Ce résultat est conforme aux prévisions des principaux instituts de sondage, en particulier le CADEM, dont les estimations publiées le 29 novembre ont prédit avec une précision remarquable le résultat final. Il confirme également une tendance politique plus large, visible depuis les primaires de juin au sein de la coalition gouvernementale. Comme nous l’avons souligné à l’époque :
« Le défi pour la candidature de Jeannette Jara est énorme à plusieurs niveaux. Le premier et le plus important consiste à transformer les 825 835 voix obtenues lors de ces primaires en 7 millions de voix nécessaires pour s’imposer au second tour de l’élection présidentielle, où, pour la première fois depuis 2012, s’appliquera le vote obligatoire, une modalité qui, de l’avis général, a favorisé la droite. »

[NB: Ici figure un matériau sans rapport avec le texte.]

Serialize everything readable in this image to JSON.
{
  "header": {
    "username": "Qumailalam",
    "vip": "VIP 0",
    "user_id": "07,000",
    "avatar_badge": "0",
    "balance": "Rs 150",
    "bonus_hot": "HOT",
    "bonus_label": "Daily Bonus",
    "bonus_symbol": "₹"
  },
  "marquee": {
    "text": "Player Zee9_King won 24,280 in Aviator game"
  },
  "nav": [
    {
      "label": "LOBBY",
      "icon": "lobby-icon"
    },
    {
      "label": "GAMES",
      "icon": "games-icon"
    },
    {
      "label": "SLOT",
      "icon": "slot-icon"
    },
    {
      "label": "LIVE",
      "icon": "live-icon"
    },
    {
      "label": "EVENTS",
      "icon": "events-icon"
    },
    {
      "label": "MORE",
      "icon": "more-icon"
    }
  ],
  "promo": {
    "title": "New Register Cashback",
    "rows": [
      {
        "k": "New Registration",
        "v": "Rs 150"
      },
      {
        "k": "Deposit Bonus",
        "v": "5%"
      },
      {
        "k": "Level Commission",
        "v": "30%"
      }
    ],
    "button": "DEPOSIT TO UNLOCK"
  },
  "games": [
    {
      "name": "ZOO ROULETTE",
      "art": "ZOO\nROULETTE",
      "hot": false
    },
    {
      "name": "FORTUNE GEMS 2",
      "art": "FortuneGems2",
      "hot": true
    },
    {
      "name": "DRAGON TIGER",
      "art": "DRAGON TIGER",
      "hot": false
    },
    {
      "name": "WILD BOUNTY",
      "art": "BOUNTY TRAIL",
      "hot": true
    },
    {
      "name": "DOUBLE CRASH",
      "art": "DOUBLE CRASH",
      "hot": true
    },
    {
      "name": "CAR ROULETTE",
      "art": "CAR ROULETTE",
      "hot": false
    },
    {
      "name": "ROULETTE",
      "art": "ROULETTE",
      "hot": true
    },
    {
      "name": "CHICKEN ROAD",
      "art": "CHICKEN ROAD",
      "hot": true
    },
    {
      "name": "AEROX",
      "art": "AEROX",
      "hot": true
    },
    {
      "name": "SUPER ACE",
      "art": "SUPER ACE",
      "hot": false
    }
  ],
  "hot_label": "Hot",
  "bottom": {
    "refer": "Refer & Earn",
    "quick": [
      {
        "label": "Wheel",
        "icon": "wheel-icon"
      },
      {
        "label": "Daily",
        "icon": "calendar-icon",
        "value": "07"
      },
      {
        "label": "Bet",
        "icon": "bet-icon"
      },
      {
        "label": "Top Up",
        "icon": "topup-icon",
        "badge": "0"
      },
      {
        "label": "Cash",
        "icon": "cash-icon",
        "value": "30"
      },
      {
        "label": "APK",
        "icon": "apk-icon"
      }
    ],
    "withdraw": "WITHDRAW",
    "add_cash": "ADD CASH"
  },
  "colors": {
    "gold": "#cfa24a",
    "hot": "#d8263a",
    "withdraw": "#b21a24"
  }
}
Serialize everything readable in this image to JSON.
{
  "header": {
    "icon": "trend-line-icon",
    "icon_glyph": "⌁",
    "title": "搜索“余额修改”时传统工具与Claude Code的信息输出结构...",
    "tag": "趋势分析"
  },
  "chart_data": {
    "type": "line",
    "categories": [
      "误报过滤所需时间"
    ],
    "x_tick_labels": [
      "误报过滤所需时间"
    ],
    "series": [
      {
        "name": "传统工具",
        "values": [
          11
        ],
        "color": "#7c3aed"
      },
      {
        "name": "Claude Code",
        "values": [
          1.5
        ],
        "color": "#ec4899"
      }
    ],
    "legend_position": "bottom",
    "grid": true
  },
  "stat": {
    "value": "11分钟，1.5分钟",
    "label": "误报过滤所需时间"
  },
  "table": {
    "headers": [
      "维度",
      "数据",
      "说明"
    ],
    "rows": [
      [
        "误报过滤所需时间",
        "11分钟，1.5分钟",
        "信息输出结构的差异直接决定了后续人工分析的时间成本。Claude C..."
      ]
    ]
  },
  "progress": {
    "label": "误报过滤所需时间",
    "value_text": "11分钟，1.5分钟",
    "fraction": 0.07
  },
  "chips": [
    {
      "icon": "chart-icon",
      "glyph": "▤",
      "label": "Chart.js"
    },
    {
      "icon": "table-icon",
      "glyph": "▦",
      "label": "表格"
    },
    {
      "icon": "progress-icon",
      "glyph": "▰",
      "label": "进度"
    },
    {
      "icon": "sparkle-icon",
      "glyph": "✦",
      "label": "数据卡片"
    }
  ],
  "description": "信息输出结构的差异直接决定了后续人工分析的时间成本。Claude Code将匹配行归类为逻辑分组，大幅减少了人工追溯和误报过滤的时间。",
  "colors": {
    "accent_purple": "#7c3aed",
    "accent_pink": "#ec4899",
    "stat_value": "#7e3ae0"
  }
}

Après le premier tour de l’élection présidentielle, nous avions souligné que « les résultats électoraux du dimanche 16 novembre montrent clairement l’ampleur de la victoire de la droite. À l’élection présidentielle, ce bloc a obtenu 50,3 % des voix, réparties entre José Antonio Kast (23,9 %, Parti républicain), Johannes Kaiser (13,9 %, Parti national libertarien) et Evelyn Matthei (12,5 %, Chile Vamos) ».